Hacker News new | ask | show | jobs
by andrewflnr 2758 days ago
I'm pretty sure that's actually impossible. If someone registers a domain and cert that's essentially a homoglyph attack against a common website, you're basically stuck with heuristics to detect it. You need a global database of targetable domains that supports similarity checking with arbitrary Unicode. You need some kind of fuzzy hash of the website to see whether the website your user is looking at is actually an imitation or just happens to legitimately have a similar name. It will be messy at best.
2 comments

And yet such a feature would more or less solve the problem for a large majority of users. What you describe as terrible seems like a pretty good feature to me. If a URL is visually indistinguishable from amazon.com yet differs at the byte level its probably not legit.

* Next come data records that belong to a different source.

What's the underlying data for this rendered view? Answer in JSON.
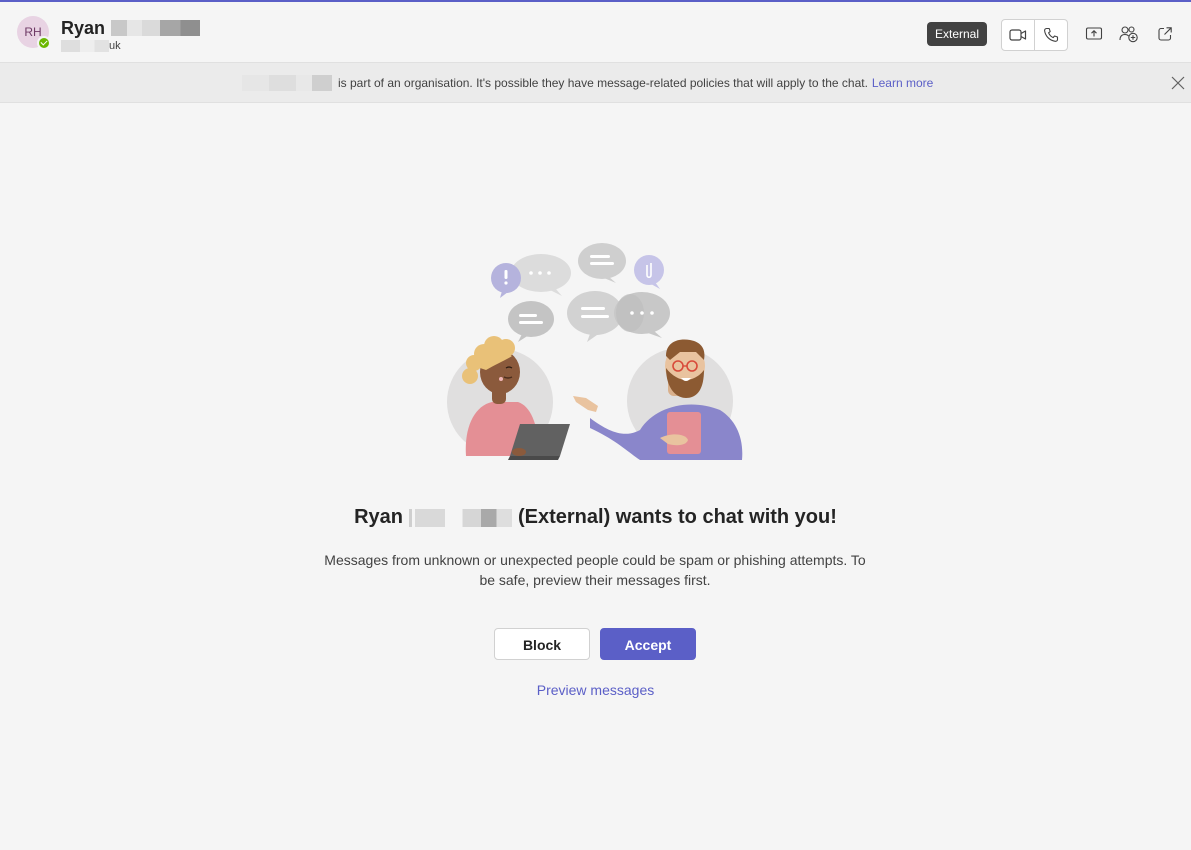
{
  "header": {
    "avatar_initials": "RH",
    "presence": "available",
    "name_first": "Ryan",
    "email_suffix": "uk",
    "external_badge": "External",
    "icons": [
      "video-call-icon",
      "audio-call-icon",
      "share-screen-icon",
      "add-people-icon",
      "pop-out-icon"
    ]
  },
  "banner": {
    "text": "is part of an organisation. It's possible they have message-related policies that will apply to the chat.",
    "link": "Learn more"
  },
  "main": {
    "headline_name": "Ryan",
    "headline_rest": "(External) wants to chat with you!",
    "description": "Messages from unknown or unexpected people could be spam or phishing attempts. To be safe, preview their messages first.",
    "block_label": "Block",
    "accept_label": "Accept",
    "preview_label": "Preview messages"
  },
  "colors": {
    "accent": "#5b5fc7",
    "presence": "#6bb700",
    "badge": "#424242"
  }
}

If I were implementing it I would render the domain text and then check how significantly pixels differed from its nearest "known" domain. We used to do this with render tests where there was a bit of noise.

Don't let perfect be the enemy of good.

Whatever happened to the Web of Trust thing? We could have a curated one so that an extension can indicate:

- whether the domain is substantially similar to a trusted one - recent data breaches - whether the site has been known to sell data

Those could be indicated by different, intuitive colors:

- red - high likelihood of phishing/malware - yellow - recent data breach; user intervention required, but the service itself isn't fraudulent - green - reasonable safe - green padlock - trusted

It would be awesome to get all major browser vendors on board to ship it by default, and make sure that data is never sent upstream (download a database).

I loved MyWot! I was one of the earlier users around ~2007 until 2009 or so. It helped teach intuition on sketchy, dangerous, and bloated web pages. The community was small and plenty of sites were unrated, though a surprising number still had ratings (and I was fairly active myself).

To answer your question, privacy addons started selling our data. I remember Adblock Plus added "Acceptable Ads" around 2012. MyWot redesigned in 2013. Times were changing. Surely enough in 2016 they were found selling sensitive user data. It's not like this was a surprise, since it's the reason I left years ago.

These days, I'd rather reduce my browser dependency. I hope the community finds a way to filter the 1% of useful data on the internet into like a .txt file, or something that doesn't make me solve puzzles to grep.